Безразгонники — настоящие, а не переделанные из обычных аэропланов — выглядели совершенно не похожими на летательные аппараты. По крайней мере, на те, что приходилось видеть раньше. Они больше напоминали новомодные автомобили, только на трёх колесах, как у обычного аэроплана. Похожесть усиливала форма фюзеляжа и прямоугольная решётка радиатора. На иных даже щёгольские фигурки имелись. Конечно же, как и аэропланы, летуны расписывали свои боевые машины как могли. Обнажённые девушки. Смерть с косой. Карточные колоды. Молнии. И бог его знает что ещё.
Машины, на которых предстояло лететь в бой нам, был выкрашены в нейтрально голубой цвет. Он якобы помогал фюзеляжу аэроплана сливаться с небом. Глупости и предрассудки, конечно, но традиция осталась с первых месяцев войны.
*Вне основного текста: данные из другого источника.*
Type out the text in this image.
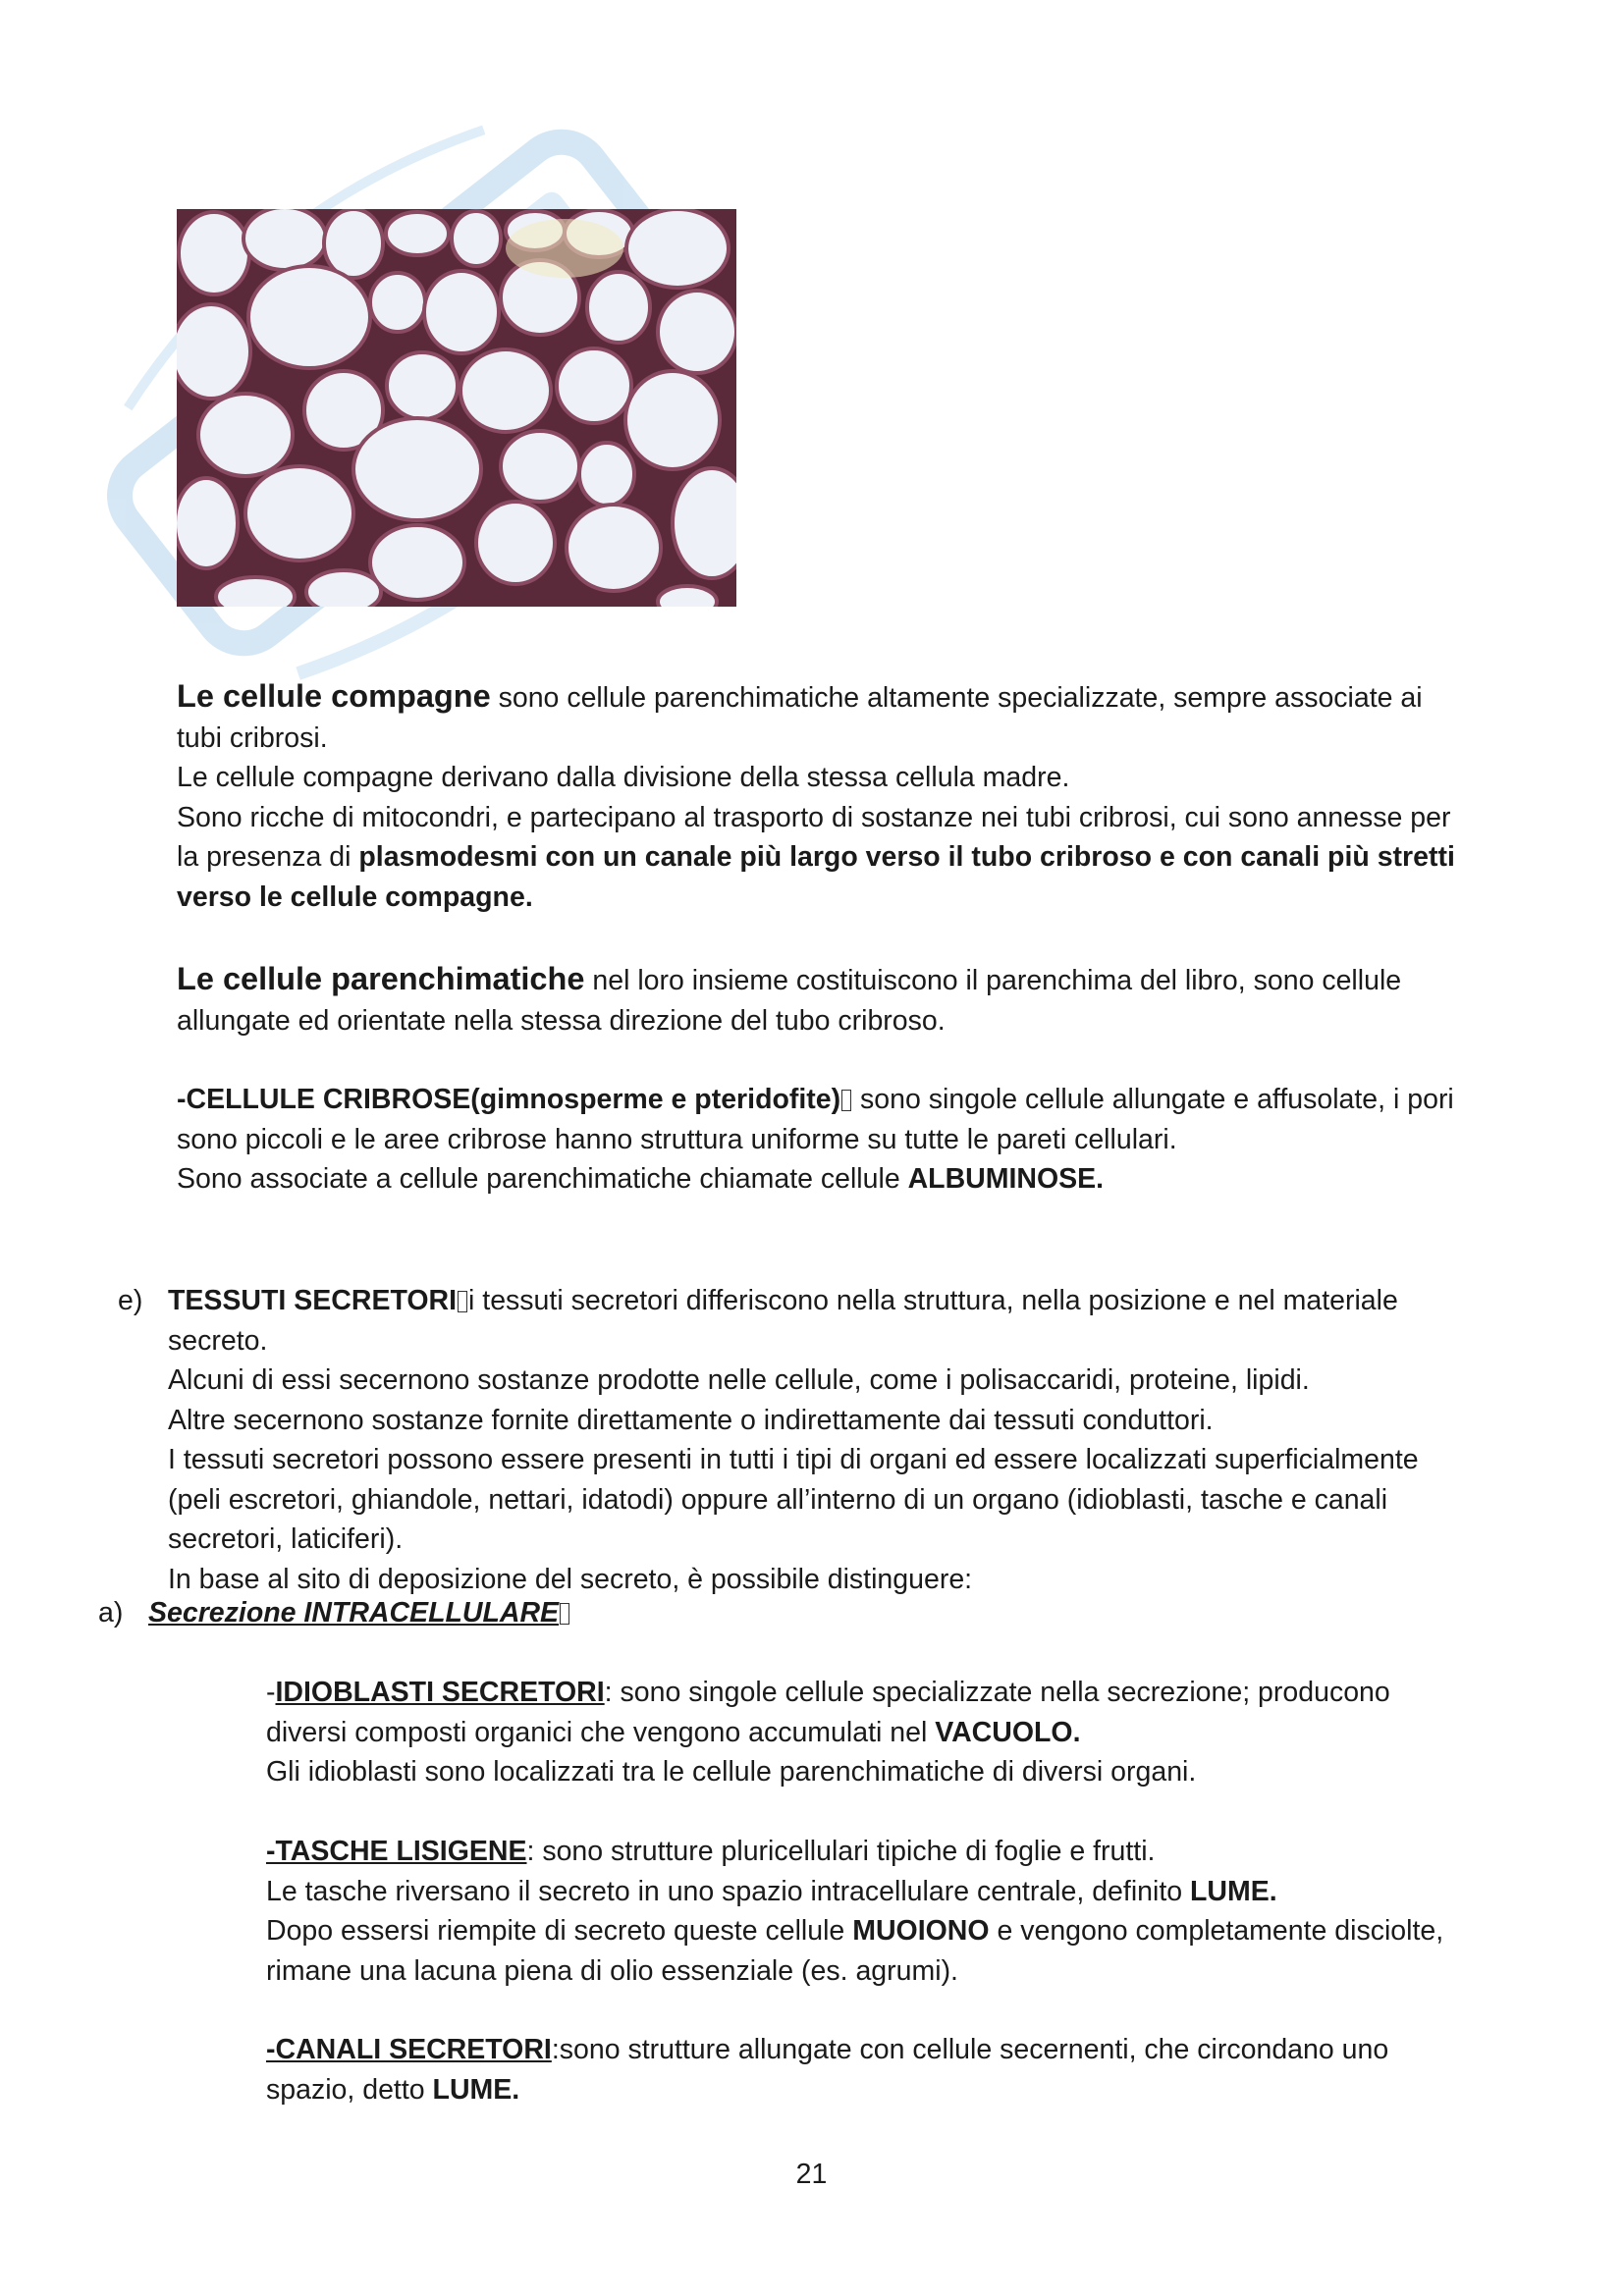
Le cellule compagne sono cellule parenchimatiche altamente specializzate, sempre associate ai
tubi cribrosi.
Le cellule compagne derivano dalla divisione della stessa cellula madre.
Sono ricche di mitocondri, e partecipano al trasporto di sostanze nei tubi cribrosi, cui sono annesse per
la presenza di plasmodesmi con un canale più largo verso il tubo cribroso e con canali più stretti
verso le cellule compagne.
Le cellule parenchimatiche nel loro insieme costituiscono il parenchima del libro, sono cellule
allungate ed orientate nella stessa direzione del tubo cribroso.
-CELLULE CRIBROSE(gimnosperme e pteridofite) sono singole cellule allungate e affusolate, i pori
sono piccoli e le aree cribrose hanno struttura uniforme su tutte le pareti cellulari.
Sono associate a cellule parenchimatiche chiamate cellule ALBUMINOSE.
e) TESSUTI SECRETORI i tessuti secretori differiscono nella struttura, nella posizione e nel materiale
secreto.
Alcuni di essi secernono sostanze prodotte nelle cellule, come i polisaccaridi, proteine, lipidi.
Altre secernono sostanze fornite direttamente o indirettamente dai tessuti conduttori.
I tessuti secretori possono essere presenti in tutti i tipi di organi ed essere localizzati superficialmente
(peli escretori, ghiandole, nettari, idatodi) oppure all’interno di un organo (idioblasti, tasche e canali
secretori, laticiferi).
In base al sito di deposizione del secreto, è possibile distinguere:
a) Secrezione INTRACELLULARE
-IDIOBLASTI SECRETORI: sono singole cellule specializzate nella secrezione; producono
diversi composti organici che vengono accumulati nel VACUOLO.
Gli idioblasti sono localizzati tra le cellule parenchimatiche di diversi organi.
-TASCHE LISIGENE: sono strutture pluricellulari tipiche di foglie e frutti.
Le tasche riversano il secreto in uno spazio intracellulare centrale, definito LUME.
Dopo essersi riempite di secreto queste cellule MUOIONO e vengono completamente disciolte,
rimane una lacuna piena di olio essenziale (es. agrumi).
-CANALI SECRETORI:sono strutture allungate con cellule secernenti, che circondano uno
spazio, detto LUME.
21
— Так-так-так, господа летуны, — выкатился нам навстречу невысокий человек в лётной куртке и безразмерных шароварах, заправленных в ботинки, — это будут ваши машины. Но для начала вам надо представиться начальнику лётной части нашего замечательного корабля. Из вас сформируют эскадрильи, и только после этого вы сможете подняться в небо.
— Времени на эту ерунду нет, — отрезал смутно знакомый летун, стоящий рядом со мной.
— Верно, — поддержал его кто-то из пилотов, державшихся отдельной от нас группой. — Мы только из боя — и нам надо как можно скорее вернуться в небо! Там сейчас слишком жарко!
— Но без этого нельзя, — попытался отстоять свою позицию толстяк. — Должен же быть порядок.
— Послушайте, — шагнул я к нему. — Знаете, как в подобных случаях поступали во время войны?
— И как же? — заинтересовался толстяк.
— Очень просто. Считали летунов и формировали эскадрильи уже после возвращения.
— А как же быть с аэропланами? — не понял толстяк.
— Спишете в расход вместе с летунами.
Ответ был жёстким, как и всё на войне.
— Хватит уже болтать! — вспылил летун из державшихся обособлено. — Аэропланы к вылету готовы? — Толстяк нервно кивнул — Пулемёты заряжены? — Новый кивок. — Значит, разбираем их, братва! По машинам!
Он, похоже, был заводилой у летунов. Неформальным лидером, или кем-то вроде него. А может, и командиром эскадрильи. Но его слов послушались словно команды. Летуны бросились к безразгонникам, заскакивая в ближайшие к ним машины.
— Ты ведущий или ведомый? — обратился ко мне смутно знакомый летун.
— Был ведущим, — ответил я, — но привык давно уже один летать.
— Тогда я буду прикрывать тебе спину, — подмигнул мне летун. — Бери машину. И — в небо!
— Оно с нами, — кивнул я.
И вот уже мы стартуем с палубы. Матросы-аэронавты машут длинными зелёными фонарями, давая нам разрешение на взлёт. Где-то за спиной остаётся толстяк, не видевший по-настоящему ни неба, ни войны. Зато очень любящий порядок. Он глядит нам вслед. Наверное, мы далеко не первые нарушители его любимого порядка. Все мы летуны, по его мнению такие. Одни сплошные нарушители.